The units of measurement for software reliability
How do the people define software reliability? One answer can be found by analyzing defect report logs: one study found that 42.6% of fault reports were requests for an enhancement, changes to documentation, or a refactoring request; a study of NASA spaceflight software found that 63% of reports in the defect tracking system were change requests.
Users can be thought of as broadly defining software reliability as the ability to support current (i.e., the software works as intended) and future needs (i.e., functionality that the user does not yet know they need, e.g., one reason I use R, rather than Python, for data analysis, is because I believe that if a new-to-me technique is required, a package+documentation supporting this technique is more likely to be available in R).
Focusing on current needs, the definition of software reliability depends on the perspective of who you ask, possibilities include:
- commercial management: software reliability is measured in terms of cost-risk, i.e., the likelihood of losing an amount £/$ as a result of undesirable application behavior (either losses from internal use, or customer related losses such as refunds, hot-line support, and good will),
- Open source: reliability has to be good enough and at least as good as comparable projects. The unit of reliability might be fault experiences per use of the program, or the number of undesirable behaviors encountered when processing pre-existing material,
- user-centric: mean time between failure per uses of the application, e.g., for a word processor, documents written/edited. For compilers, mean time between failure per million lines of source translated,
- academic and perhaps a generic development team: mean time between failure per million lines/instructions executed by the application. The definition avoids having to deal with how the software is used,
- available data: numeric answers require measurement data to feed into a calculation. Data that is relatively easy to collect is cpu time consumed by tests that found some number of faults, or perhaps wall time, or scraping the bottom of the barrel the number of tests run.
If an organization wants to increase software reliability, they can pay to make the changes that increase reliability. Pointing this fact out to people can make them very annoyed.
In my experience, fulfillment of user needs is commonly used to define software quality.
@Joel Thurlby
Quality is a nebulous concept that invariably involves reliability. The ISO standard definition of quality is “fitness for purpose”, which sounds great, but actually just moves the discussion on to arguing over fitness and purpose.

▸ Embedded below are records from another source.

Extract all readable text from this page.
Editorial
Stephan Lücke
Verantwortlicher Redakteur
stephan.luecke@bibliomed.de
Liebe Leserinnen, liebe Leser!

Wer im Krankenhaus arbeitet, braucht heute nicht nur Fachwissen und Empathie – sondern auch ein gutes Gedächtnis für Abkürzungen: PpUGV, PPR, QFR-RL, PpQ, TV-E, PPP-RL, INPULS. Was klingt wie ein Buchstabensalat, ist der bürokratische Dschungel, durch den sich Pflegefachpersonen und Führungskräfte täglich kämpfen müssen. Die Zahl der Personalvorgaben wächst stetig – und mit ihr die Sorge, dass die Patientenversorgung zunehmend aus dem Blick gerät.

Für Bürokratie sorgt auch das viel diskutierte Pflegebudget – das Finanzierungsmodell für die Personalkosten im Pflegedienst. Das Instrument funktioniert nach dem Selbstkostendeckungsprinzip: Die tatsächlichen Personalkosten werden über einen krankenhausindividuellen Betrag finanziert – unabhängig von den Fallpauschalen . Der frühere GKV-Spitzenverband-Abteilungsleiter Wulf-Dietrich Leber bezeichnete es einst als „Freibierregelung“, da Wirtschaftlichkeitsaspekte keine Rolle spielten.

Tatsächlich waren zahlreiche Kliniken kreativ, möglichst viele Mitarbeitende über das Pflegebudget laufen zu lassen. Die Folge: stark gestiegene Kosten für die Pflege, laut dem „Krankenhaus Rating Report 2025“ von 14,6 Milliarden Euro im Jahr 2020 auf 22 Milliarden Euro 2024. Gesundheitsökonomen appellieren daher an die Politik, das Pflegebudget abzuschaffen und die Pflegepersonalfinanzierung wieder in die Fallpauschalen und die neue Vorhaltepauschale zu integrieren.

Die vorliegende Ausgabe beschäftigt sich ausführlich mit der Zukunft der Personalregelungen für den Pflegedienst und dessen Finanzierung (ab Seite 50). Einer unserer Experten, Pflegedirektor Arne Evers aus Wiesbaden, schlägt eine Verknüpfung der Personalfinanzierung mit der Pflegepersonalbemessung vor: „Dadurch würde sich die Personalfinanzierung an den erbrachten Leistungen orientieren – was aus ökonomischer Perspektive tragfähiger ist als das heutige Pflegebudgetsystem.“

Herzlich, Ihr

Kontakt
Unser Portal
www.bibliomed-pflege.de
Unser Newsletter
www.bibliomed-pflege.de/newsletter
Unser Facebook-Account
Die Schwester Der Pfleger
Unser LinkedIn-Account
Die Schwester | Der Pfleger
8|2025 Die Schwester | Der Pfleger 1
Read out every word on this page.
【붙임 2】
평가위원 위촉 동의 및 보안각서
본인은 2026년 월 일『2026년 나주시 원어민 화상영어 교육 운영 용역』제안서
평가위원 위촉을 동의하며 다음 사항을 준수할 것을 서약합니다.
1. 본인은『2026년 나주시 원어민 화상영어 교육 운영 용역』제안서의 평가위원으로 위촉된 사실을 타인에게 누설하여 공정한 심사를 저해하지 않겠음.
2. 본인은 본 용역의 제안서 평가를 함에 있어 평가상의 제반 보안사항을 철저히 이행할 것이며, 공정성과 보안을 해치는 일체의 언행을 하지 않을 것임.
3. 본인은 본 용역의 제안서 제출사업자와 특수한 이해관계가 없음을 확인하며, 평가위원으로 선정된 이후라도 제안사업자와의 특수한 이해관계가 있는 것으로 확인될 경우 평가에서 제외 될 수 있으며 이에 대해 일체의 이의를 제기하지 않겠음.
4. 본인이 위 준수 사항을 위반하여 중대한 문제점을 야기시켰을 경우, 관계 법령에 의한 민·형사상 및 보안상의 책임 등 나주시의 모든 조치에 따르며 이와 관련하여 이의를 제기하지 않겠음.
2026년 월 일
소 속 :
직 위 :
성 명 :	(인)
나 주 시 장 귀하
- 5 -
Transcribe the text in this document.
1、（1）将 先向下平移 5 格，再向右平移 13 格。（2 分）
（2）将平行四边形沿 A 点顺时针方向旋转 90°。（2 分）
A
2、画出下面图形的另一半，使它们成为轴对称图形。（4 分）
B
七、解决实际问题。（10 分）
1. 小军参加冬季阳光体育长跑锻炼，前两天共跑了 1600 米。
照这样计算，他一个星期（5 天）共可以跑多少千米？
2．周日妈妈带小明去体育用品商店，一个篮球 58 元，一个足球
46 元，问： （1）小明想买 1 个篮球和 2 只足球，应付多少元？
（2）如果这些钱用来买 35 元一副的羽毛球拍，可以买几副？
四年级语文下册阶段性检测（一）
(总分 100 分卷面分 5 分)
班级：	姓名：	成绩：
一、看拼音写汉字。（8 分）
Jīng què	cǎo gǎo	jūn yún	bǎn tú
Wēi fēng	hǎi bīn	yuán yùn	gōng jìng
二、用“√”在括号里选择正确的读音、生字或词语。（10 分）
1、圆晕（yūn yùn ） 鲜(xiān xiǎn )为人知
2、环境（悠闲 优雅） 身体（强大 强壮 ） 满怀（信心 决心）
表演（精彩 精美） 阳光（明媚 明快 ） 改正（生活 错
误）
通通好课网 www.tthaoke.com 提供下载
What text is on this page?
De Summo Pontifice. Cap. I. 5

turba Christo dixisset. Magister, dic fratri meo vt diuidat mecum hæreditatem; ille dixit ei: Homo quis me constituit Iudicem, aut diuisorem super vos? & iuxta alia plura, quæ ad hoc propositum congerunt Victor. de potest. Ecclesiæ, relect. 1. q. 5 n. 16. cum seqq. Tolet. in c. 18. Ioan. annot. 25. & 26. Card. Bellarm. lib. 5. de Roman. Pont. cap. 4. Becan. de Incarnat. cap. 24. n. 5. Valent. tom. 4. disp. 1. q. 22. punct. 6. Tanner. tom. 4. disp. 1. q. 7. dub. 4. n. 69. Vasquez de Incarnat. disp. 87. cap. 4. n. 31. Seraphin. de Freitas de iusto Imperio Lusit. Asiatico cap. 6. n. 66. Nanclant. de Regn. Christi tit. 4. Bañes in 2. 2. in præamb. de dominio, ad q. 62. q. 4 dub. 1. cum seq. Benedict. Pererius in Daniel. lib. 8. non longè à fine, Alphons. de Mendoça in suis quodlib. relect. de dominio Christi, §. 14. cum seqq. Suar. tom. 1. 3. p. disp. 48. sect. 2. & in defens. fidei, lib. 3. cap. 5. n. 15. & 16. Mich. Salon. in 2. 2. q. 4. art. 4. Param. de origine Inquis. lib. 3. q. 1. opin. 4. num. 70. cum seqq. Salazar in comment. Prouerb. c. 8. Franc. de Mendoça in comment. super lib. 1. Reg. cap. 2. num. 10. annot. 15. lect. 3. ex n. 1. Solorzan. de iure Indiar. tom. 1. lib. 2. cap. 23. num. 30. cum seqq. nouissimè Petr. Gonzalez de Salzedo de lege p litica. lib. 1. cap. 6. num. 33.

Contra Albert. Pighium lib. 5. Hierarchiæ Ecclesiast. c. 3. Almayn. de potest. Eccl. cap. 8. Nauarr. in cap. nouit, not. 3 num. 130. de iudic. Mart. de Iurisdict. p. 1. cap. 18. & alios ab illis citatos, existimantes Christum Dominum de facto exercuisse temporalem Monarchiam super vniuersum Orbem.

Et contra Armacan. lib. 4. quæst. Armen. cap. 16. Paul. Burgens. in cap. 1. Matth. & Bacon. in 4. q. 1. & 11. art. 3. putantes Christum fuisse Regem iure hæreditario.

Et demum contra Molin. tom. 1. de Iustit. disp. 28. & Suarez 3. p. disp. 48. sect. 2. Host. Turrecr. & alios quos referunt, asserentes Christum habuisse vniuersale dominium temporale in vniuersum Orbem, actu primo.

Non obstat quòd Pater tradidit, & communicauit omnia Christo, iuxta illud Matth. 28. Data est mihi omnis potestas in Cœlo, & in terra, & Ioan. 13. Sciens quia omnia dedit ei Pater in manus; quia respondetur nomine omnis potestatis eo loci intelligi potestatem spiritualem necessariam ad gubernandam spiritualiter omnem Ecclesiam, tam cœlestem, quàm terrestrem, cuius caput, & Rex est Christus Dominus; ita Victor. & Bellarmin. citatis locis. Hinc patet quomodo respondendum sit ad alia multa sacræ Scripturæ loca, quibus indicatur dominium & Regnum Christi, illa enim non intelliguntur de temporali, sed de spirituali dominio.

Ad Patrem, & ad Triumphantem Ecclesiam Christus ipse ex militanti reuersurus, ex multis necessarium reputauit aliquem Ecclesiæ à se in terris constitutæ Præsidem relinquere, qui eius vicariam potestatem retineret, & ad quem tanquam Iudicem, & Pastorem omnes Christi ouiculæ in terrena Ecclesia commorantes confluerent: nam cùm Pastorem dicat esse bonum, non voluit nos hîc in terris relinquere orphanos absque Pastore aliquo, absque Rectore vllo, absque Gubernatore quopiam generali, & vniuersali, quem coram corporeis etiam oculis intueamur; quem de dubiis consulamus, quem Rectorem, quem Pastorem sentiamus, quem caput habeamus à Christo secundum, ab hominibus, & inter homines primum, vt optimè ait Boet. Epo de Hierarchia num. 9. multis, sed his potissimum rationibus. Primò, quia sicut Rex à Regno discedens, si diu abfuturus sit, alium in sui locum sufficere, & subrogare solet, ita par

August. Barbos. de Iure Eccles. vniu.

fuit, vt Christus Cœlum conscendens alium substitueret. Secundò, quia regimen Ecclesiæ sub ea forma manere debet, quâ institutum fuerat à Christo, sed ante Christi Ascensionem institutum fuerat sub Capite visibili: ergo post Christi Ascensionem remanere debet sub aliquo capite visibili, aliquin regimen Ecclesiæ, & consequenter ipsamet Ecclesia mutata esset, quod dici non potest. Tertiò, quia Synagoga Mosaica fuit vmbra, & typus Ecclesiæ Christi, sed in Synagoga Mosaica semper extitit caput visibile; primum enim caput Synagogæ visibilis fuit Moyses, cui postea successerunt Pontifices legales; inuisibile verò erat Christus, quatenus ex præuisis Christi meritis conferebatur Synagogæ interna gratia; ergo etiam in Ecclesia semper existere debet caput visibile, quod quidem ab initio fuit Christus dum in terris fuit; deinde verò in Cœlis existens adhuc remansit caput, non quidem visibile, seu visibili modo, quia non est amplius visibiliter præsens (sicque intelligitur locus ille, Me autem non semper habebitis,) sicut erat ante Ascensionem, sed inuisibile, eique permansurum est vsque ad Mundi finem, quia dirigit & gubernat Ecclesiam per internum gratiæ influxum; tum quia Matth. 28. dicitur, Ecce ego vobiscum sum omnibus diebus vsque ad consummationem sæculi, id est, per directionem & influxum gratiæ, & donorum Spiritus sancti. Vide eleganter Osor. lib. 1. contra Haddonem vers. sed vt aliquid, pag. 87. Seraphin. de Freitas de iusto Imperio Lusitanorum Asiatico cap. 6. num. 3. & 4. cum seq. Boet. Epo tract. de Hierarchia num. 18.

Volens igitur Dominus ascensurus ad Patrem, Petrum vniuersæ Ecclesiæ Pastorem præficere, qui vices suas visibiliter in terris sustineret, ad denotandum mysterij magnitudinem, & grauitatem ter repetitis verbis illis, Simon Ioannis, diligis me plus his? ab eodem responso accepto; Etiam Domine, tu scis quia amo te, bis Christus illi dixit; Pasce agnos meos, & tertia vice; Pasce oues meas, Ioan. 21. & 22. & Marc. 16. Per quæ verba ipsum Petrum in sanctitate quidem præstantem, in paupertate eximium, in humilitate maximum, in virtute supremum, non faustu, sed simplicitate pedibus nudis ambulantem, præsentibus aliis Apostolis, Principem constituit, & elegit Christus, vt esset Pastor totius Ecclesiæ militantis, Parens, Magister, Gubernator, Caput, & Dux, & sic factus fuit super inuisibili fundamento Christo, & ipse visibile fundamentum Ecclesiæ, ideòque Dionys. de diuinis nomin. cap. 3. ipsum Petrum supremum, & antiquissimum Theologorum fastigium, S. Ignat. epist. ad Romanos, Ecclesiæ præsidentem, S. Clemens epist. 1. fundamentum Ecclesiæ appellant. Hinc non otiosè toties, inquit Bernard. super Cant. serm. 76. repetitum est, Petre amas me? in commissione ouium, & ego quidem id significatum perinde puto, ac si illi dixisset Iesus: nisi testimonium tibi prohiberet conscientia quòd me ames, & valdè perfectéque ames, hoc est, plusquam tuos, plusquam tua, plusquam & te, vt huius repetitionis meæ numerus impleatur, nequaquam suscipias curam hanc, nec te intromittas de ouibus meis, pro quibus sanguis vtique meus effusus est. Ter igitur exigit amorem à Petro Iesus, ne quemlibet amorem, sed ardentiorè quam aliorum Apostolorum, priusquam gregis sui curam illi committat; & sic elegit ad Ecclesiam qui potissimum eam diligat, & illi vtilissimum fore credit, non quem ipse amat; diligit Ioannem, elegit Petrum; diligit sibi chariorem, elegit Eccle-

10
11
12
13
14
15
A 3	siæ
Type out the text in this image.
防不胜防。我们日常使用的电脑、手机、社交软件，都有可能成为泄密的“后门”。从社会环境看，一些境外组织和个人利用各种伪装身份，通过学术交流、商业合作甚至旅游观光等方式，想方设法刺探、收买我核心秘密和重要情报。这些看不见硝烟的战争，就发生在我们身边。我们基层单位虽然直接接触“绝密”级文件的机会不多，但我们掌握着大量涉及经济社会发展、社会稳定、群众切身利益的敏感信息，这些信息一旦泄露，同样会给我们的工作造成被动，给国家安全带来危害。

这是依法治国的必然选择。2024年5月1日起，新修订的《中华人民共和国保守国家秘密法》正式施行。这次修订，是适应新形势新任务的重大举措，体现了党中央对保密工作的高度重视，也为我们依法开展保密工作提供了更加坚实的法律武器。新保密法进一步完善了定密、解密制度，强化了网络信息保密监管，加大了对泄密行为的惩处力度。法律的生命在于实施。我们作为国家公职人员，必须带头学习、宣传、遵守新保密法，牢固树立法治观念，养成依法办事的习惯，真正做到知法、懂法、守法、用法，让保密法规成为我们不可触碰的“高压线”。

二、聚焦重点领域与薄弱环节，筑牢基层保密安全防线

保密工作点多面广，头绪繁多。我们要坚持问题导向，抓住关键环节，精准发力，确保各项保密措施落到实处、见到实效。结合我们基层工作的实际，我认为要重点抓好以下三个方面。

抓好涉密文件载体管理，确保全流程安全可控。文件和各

I agree. However, for me this begs the question if software reliability should be treated like other software quality properties.
Like other software quality properties, the attempt to measure them independent of the target systems is futile since they vary over time and context.
In my experience, software quality properties are typically seen as goals and not measurable properties. Software reliability is something that should built into software not measured.
Are you familiar with the research by the company SoftRel? The presentations by Ann Marie Neufelder provide some interesting views into the impact of the software development process on software defect density.
@Joel Thurlby
Building reliability into software is the magic pixy dust model of development. Measurements might show that the pixy dust [insert trendy technique] does not work as claimed, so measuring is discouraged and those that exist are bad-mouthed.
I had not heard of Ann Marie Neufelder (companies focusing on defense consulting tend to be invisible outside that domain). I found a copy of her 1992 book “Ensuring Software Reliability”, and it is a readable summary of NASA/DOD work to date. The thing to remember about this early research is that the software was often embedded in a military system, where the cost of field updates is very high.